The rock stars were polished and confident, but mostly kept to safe, introductory stuff. I remember attending Martin Fowler’s keynote. Martin is indisputably a smart guy and worth listening to: I had the pleasure of spending a few days with him on round tables at last year’s Construx Software Executive Summit where we explored some interesting problems in software development. To be honest, I had to go back to my notes to remember what he spoke about in Vancouver: a couple of short talks, one on agile fundamentals and something smart about technical debt and simple design. If you’ve read Martin’s books and follow his posts, there was nothing new here, nothing to take back. Maybe I expected too much.
I decided to avoid the professional entertainment for a while and see what I could learn from some less polished, real-life practitioners. I stuck to the “hard” track, avoiding the soft presentations on team work, building trust and such.
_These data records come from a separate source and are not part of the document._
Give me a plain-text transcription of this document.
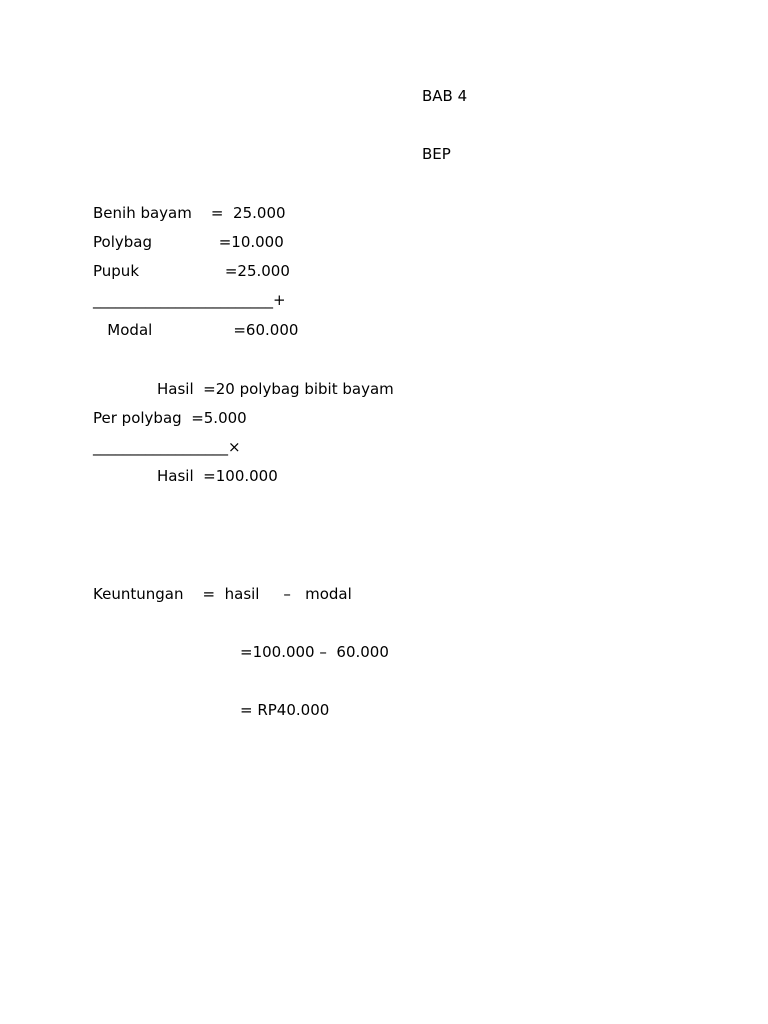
BAB 4

BEP

Benih bayam    =  25.000

Polybag              =10.000

Pupuk                  =25.000

________________________+

Modal                 =60.000

Hasil  =20 polybag bibit bayam

Per polybag  =5.000

__________________×

Hasil  =100.000

Keuntungan    =  hasil     –   modal

=100.000 –  60.000

= RP40.000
A talk on “Agile vs the Iron Triangle” about using lightweight methods to deliver large projects delivered on a fixed cost, fixed schedule basis. How to make commitments, freezing the schedule and then managing scope – following incremental, build-to-schedule methods. Most of the challenges here of course are in estimating the size of work that needs to be done, understanding the team’s capacity to deliver the work, and making trade-offs with the customer: accepting but managing change, trading changes in scope in order to adhere to the schedule. This lecture was interesting because it was real, representing the efforts of an organization trying to reconcile plan-driven and agile practices, working with customers with real demands, under real constraints.
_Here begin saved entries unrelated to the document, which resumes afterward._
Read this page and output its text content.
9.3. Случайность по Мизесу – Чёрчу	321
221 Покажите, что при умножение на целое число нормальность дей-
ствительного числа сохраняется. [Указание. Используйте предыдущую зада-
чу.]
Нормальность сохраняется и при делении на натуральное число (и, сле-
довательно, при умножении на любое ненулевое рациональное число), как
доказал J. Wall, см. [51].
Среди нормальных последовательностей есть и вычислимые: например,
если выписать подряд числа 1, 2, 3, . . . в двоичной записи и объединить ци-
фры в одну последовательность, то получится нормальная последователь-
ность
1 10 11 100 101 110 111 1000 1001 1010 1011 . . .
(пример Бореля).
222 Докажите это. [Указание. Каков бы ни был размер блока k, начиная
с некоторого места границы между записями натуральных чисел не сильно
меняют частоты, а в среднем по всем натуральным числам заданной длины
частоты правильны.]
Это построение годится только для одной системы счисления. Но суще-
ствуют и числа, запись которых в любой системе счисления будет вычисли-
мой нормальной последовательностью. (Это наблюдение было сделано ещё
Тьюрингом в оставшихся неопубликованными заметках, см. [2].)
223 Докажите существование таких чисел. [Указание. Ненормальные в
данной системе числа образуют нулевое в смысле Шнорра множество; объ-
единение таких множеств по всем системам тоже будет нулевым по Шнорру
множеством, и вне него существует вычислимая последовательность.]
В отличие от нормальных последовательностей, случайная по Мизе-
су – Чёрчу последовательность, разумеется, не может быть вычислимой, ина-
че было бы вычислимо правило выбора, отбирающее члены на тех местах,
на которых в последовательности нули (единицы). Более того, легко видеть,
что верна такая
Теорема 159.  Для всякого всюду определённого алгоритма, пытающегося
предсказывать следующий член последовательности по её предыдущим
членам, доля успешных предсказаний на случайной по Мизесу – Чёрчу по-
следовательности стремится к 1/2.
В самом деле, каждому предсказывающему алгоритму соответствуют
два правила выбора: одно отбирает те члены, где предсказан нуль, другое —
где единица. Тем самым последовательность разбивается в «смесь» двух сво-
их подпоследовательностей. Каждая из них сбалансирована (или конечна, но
Another session was on operations at a small Internet startup where the development team was also responsible for operations. The focus here was on lightweight, open source operations tooling: essential tools for availability checks, log monitoring, performance and capacity analysis, system configuration using technology like Puppet. Nothing new here, but it was fun to see a developer so excited and focused on technical operations issues, and committed to keep the developers and operations staff working closely together as the company continued to grow.
Some more talks about the basics of performance tuning, an advertisement for ThoughtWorks Cruise continuous integration platform, and some other sessions that weren’t worth remembering. I had the most fun at Philippe Kruchten’s lecture on backlog management: recognizing and managing not only work for business features, but architecture / plumbing, and technical debt, “making invisible work visible”. Dr. Kruchten is an entertaining speaker, he clearly enjoys performing in front of a crowd, and he enjoys his work, his enthusiasm was infectious.
And finally a technical session by Michael Feathers on Error Processing and Error Handling as First Class Considerations in Design, who bucked the trend, playing the cool professor who could not care less if half the class was left behind. His focus was on idioms and patterns for improving error handling in code, in particular, the idea of creating “safe zones”, where you only need to worry about construction problems if you are at, or outside the edge of the zone, making for cleaner and more robust code in the safe core. Definitely the hardest, geekiest of the talks that I attended. And like several of the sessions I attended, it had little to do directly with agile development methods – instead it challenged the audience to think about ways to write good code, which is what it all comes down to in the end.
Michael Feathers aside, most of the speakers underestimated their audiences – at least I hope that they did – and spoke down, spoon feeding the newbies in the audience. It made for dull stuff much of the time – as earnest, or entertaining as the speaker might be, there wasn’t much to chew on. There could have been much more to learn with so many smart people there, and I wasn’t the only one looking for more meat, less bun. The conference wasn’t expensive, it was well managed, but it didn’t offer an effective forum to dig deep, to find new ways to build better software, or software better. For me, at least, there wasn't much ado.
Just found this while looking for something else! Good feedback - I was one of those whose talk was most appropriate for novices - and something I'll be more aware of in the future, to make sure at least some of my presentation is more challenging.